Now let’s wire up a couple of power supplies to the X and Y connectors like this:

Note, the ‘GND connector is just connected to zero volts.

DSCF3075

Wiring the scope up to two power sources

So, we have 3v on each of the inputs.

For the X input:

  • A voltage of 0v would cause the dot to stay at the far left of the screen.
  • A voltage of 5v would cause the dot to move to the far right of the screen.
  • So, a voltage of 3v should cause the dot to move 3/5 of the way across the screen.

And the same applies for the Y input, but vertically:

  • A voltage of 0v would cause the dot to stay at the  bottom of the screen.
  • A voltage of 5v would cause the dot to move to the top of the screen.
  • So, a voltage of 3v should cause the dot to move 3/5 of the way aup the screen.

So, we expect to see the dot 3/5 of the way across and 3/5 of the way up the screen:

DSCF3082

And that’s exactly what we get. So, applying any voltage between 0V and 5V to the X and Y inputs, we can move the dot anywhere on the screen.

Speeding things up

Obviously to draw anything useful we need to be able to move the dot around quickly. In other words, we need to change the voltages on the connectors quickly.

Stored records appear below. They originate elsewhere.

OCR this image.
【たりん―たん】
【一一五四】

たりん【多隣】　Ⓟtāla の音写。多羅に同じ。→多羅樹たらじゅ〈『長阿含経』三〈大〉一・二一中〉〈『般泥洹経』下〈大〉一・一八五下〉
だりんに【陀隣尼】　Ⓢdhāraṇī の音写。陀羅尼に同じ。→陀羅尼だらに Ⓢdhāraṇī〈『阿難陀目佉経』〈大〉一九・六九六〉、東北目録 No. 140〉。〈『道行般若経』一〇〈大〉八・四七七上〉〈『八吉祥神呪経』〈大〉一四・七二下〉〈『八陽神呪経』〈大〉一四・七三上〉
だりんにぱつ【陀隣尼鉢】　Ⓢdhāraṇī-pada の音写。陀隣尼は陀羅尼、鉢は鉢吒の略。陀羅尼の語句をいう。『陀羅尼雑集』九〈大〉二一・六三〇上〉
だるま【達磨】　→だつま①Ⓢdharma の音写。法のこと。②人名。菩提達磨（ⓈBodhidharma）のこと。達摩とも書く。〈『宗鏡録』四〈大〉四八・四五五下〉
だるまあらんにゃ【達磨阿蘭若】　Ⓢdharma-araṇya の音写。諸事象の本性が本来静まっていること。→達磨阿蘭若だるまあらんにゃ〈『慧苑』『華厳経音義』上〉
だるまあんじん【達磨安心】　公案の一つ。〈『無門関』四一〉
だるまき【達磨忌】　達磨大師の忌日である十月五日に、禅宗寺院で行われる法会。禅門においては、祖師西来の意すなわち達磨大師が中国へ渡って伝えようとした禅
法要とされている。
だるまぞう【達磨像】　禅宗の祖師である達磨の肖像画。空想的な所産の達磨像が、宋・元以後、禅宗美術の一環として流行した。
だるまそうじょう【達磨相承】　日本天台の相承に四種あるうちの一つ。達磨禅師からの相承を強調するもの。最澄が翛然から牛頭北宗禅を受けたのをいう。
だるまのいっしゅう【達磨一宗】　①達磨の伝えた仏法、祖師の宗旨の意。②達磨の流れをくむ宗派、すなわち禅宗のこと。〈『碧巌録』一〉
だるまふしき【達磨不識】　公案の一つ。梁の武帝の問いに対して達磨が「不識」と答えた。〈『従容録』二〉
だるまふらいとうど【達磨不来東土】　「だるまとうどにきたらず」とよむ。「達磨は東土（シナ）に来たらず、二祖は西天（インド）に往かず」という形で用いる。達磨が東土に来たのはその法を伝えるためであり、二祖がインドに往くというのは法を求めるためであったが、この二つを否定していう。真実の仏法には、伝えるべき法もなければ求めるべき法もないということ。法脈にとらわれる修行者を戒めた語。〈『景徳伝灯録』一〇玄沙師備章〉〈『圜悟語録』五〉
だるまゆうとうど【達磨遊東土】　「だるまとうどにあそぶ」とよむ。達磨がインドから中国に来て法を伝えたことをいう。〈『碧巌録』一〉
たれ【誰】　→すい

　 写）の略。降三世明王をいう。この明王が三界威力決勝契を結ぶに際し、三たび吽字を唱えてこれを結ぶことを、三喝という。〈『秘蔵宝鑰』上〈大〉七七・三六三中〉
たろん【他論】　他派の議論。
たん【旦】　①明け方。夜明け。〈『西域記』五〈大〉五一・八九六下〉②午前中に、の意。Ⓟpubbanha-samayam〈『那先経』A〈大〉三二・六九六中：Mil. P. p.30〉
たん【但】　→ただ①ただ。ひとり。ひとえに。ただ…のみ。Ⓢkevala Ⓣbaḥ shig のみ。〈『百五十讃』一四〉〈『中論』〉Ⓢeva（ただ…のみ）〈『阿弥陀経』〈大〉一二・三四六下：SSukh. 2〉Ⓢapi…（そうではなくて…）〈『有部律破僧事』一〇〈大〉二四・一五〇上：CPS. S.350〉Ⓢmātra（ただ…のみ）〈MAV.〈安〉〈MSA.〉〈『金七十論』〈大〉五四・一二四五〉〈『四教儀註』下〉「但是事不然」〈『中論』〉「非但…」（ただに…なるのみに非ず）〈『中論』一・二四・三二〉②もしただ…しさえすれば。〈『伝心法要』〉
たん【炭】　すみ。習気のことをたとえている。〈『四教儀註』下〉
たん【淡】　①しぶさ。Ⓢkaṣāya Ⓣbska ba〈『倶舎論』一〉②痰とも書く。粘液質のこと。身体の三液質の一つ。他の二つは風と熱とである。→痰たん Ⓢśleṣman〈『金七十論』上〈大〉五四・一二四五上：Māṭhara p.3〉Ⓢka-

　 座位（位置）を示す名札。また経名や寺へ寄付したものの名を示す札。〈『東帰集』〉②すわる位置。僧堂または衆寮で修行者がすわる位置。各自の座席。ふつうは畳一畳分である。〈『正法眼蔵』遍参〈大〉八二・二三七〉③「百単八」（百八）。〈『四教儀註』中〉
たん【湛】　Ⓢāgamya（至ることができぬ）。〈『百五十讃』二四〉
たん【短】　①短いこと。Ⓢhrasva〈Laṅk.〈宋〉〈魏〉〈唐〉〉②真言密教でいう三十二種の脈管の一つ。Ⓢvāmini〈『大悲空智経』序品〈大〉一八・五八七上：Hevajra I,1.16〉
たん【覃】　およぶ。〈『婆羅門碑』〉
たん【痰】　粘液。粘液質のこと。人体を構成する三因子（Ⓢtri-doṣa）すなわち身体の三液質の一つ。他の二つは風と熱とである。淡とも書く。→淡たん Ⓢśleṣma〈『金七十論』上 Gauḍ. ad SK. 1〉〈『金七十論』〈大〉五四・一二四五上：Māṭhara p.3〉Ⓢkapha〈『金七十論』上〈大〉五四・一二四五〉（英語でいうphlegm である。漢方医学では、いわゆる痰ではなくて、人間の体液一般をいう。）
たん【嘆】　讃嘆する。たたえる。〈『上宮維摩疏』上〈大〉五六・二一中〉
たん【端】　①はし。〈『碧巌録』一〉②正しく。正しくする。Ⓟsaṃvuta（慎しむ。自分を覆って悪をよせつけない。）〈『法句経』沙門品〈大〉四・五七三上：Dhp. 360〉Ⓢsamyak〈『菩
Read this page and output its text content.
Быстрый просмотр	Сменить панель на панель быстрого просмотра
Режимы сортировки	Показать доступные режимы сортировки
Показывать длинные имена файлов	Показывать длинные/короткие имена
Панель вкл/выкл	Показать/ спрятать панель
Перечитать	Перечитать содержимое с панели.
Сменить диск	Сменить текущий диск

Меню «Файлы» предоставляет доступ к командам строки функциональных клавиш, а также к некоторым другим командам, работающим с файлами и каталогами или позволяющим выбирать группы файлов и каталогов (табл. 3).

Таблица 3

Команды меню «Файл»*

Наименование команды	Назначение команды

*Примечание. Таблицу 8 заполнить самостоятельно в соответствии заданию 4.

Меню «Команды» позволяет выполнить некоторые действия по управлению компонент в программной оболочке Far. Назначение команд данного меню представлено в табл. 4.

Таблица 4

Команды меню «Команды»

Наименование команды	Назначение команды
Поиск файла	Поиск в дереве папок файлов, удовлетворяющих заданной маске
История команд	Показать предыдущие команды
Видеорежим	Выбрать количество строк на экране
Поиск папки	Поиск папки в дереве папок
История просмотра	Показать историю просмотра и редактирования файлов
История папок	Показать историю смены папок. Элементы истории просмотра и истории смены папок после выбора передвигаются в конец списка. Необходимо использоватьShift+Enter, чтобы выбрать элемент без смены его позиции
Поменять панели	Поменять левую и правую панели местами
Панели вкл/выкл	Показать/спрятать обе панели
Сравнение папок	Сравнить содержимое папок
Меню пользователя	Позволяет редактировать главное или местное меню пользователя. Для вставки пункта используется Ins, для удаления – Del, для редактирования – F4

Imagine applying 1V to the X connector and then switching this to 4V and repeating his many times per second. The dot would move from 1/5 of the way across the screen to 4/5 of the way across rapidly again and again. It would look like a horizontal line to us.*

*This isn’t actually how we draw lines. We’ll see why later but let’s keep things simple for now.

So how are we going to:

  • record what voltages (ie dot positions) we feed into the connectors.
  • switch the voltages rapidly from one to the next to draw lines?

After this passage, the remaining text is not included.